11.06.2008

Être là

Être là

   Mes voix se font moins pressantes. Il y a moins à dire. Les mots tombent dans le silence, s’y suicident par insouciance. 

Marcher dans le matin, en faire partie. Mêler mes pas au bruit du balai mécanique. Mêler mon parfum à celui du pain. Faire partie.

 

Mes neurones se taisent. Mes sens s’éveillent. Ils s’étirent en tout sens. Suivant la piste d’un frisson, celle d’une odeur d’été.

 

J’ai moins à dire et tant à faire. Fi de la séduction, toute entière dans la rencontre. Celle du passant, de la vieille dame à l’épicerie, du touriste dans le port de ma ville

 

Je suis le monastère de mon silence. Il habite sans cesse un coin de mon bruit.  Je sais maintenant qu’il est un abri. Je lui fais confiance. Je le quitte et je marche sur la route à la rencontre de l’autre. Rencontre de l’amitié, de l’empathie, de l’altérité. Car je sais qu’il est là, dans ce coin de moi, ce silence que je peux habiter.

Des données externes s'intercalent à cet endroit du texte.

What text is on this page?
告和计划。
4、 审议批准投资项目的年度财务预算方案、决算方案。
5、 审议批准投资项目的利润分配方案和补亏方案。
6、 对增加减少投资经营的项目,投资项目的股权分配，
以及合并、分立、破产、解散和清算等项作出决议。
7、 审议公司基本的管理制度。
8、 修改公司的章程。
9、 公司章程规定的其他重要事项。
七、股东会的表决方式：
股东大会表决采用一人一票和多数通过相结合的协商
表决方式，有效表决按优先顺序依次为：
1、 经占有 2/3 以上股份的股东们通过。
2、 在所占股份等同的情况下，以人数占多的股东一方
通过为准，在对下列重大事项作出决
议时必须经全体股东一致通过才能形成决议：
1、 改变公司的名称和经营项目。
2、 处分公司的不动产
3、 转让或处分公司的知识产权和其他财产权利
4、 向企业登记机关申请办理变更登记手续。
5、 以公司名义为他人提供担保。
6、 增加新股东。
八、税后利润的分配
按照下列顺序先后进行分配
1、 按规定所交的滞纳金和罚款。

  Je ne suis plus une personnalité, je suis personne. Ma vie n’a rien de personnel, elle est humanité, communauté de gènes et d’atomes, de peurs et d’amour. 

Je suis là …

31.10.2007

Il était une fois ... ou sorcière à deux voix

Un soir d'Halloween sans histoire de sorcière c'est comme un hiver sans neige...

Il était une fois une sorcière sans voix. L'histoire dit que c'est une autre sorcière qui lui avait volé. Mais vous savez ce que disent les histoires n'est pas toujours bon à croire.

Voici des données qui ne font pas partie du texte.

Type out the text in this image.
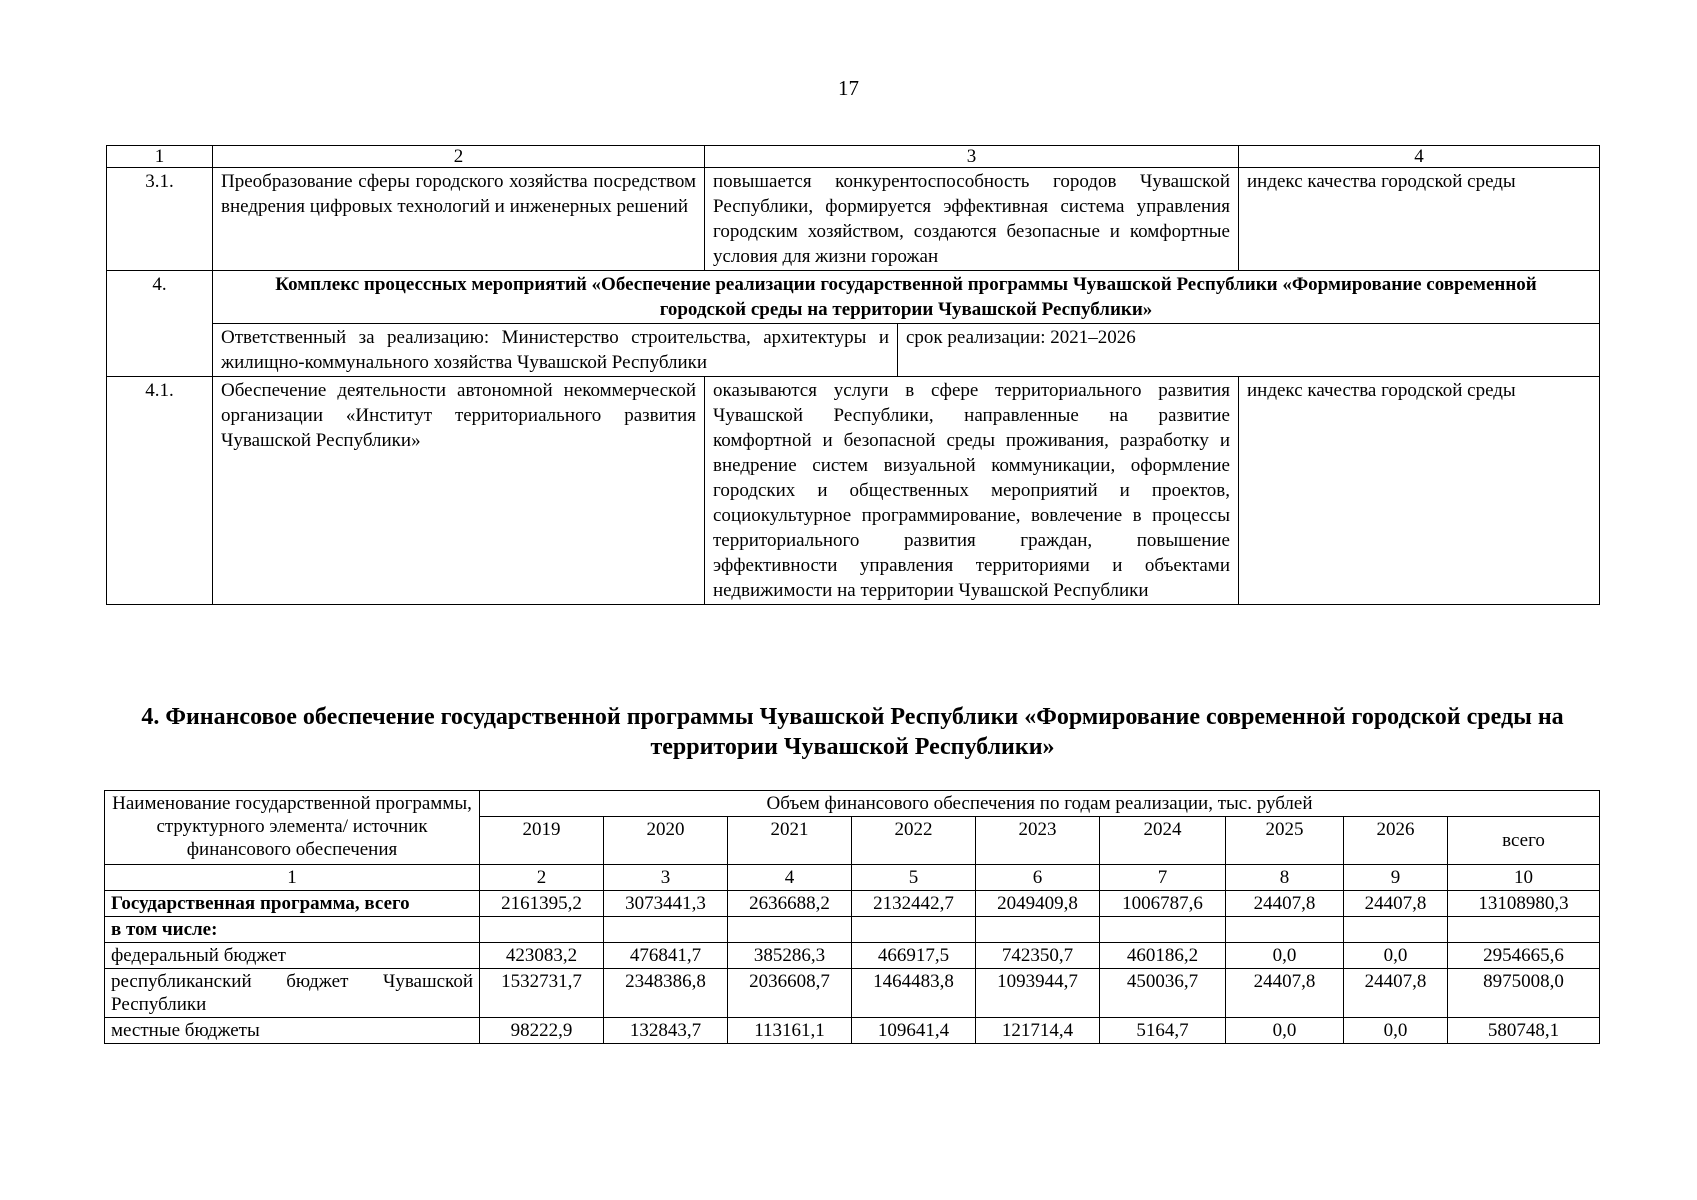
17
1	2	3		4
3.1.	Преобразование сферы городского хозяйства посредством внедрения цифровых технологий и инженерных решений	повышается конкурентоспособность городов Чувашской Республики, формируется эффективная система управления городским хозяйством, создаются безопасные и комфортные условия для жизни горожан		индекс качества городской среды
4.	Комплекс процессных мероприятий «Обеспечение реализации государственной программы Чувашской Республики «Формирование современной городской среды на территории Чувашской Республики»			
	Ответственный за реализацию: Министерство строительства, архитектуры и жилищно-коммунального хозяйства Чувашской Республики		срок реализации: 2021–2026	
4.1.	Обеспечение деятельности автономной некоммерческой организации «Институт территориального развития Чувашской Республики»	оказываются услуги в сфере территориального развития Чувашской Республики, направленные на развитие комфортной и безопасной среды проживания, разработку и внедрение систем визуальной коммуникации, оформление городских и общественных мероприятий и проектов, социокультурное программирование, вовлечение в процессы территориального развития граждан, повышение эффективности управления территориями и объектами недвижимости на территории Чувашской Республики		индекс качества городской среды
4. Финансовое обеспечение государственной программы Чувашской Республики «Формирование современной городской среды на территории Чувашской Республики»
Наименование государственной программы, структурного элемента/ источник финансового обеспечения	Объем финансового обеспечения по годам реализации, тыс. рублей								
	2019	2020	2021	2022	2023	2024	2025	2026	всего
1	2	3	4	5	6	7	8	9	10
Государственная программа, всего	2161395,2	3073441,3	2636688,2	2132442,7	2049409,8	1006787,6	24407,8	24407,8	13108980,3
в том числе:									
федеральный бюджет	423083,2	476841,7	385286,3	466917,5	742350,7	460186,2	0,0	0,0	2954665,6
республиканский бюджет Чувашской Республики	1532731,7	2348386,8	2036608,7	1464483,8	1093944,7	450036,7	24407,8	24407,8	8975008,0
местные бюджеты	98222,9	132843,7	113161,1	109641,4	121714,4	5164,7	0,0	0,0	580748,1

Je disais donc, il était une fois, une sorcière sans voix.  Son coeur était plein de la joie de chaque battement mais elle n'arrivait plus à l'exprimer. Les sensations, les émotions, les frissons, les larmes, les vibrations, tout cela s'accumulait sous la peau de la sorcière. On pouvait voir qu'elle avait changé ces derniers mois. Le changement était subtil, à peine perceptible. Certains disaient "une sorte de transparence" d'autre disait qu'elle commencait à ressembler à un silence. Mais tous s'inquiétaient un peu, il ne pouvait rien sortir de bon de cette accumulation sous la peau. On sentait qu'elle se tendait comme la peau d'un tambour.

Un jour elle se mit à résonner. Il suffisait de la froler pour qu'elle s'étale en onde dans le silence autour. Quand elle marchait, chaque fois que son talon touchait le sol, se répandait des ondes sourdes qui chatouillaient la plante des pieds de ceux qui étaient debout sur le même plancher. Quand c'étaient ses orteils qui à leur tour touchaient le sol, on aurait dit des centaines de fourmis qui grimpaient sur les jambes des gens.

Plus elle perdait la voix, moins elle avait de mots, plus avait de joies et ces joies se transformaient en ondes semant sur leur passage désordre, surprise et sourires.

Je voudrais bien vous raconter la suite, mais il faudrait pour se faire que vous soyez debout, là tout juste à côté...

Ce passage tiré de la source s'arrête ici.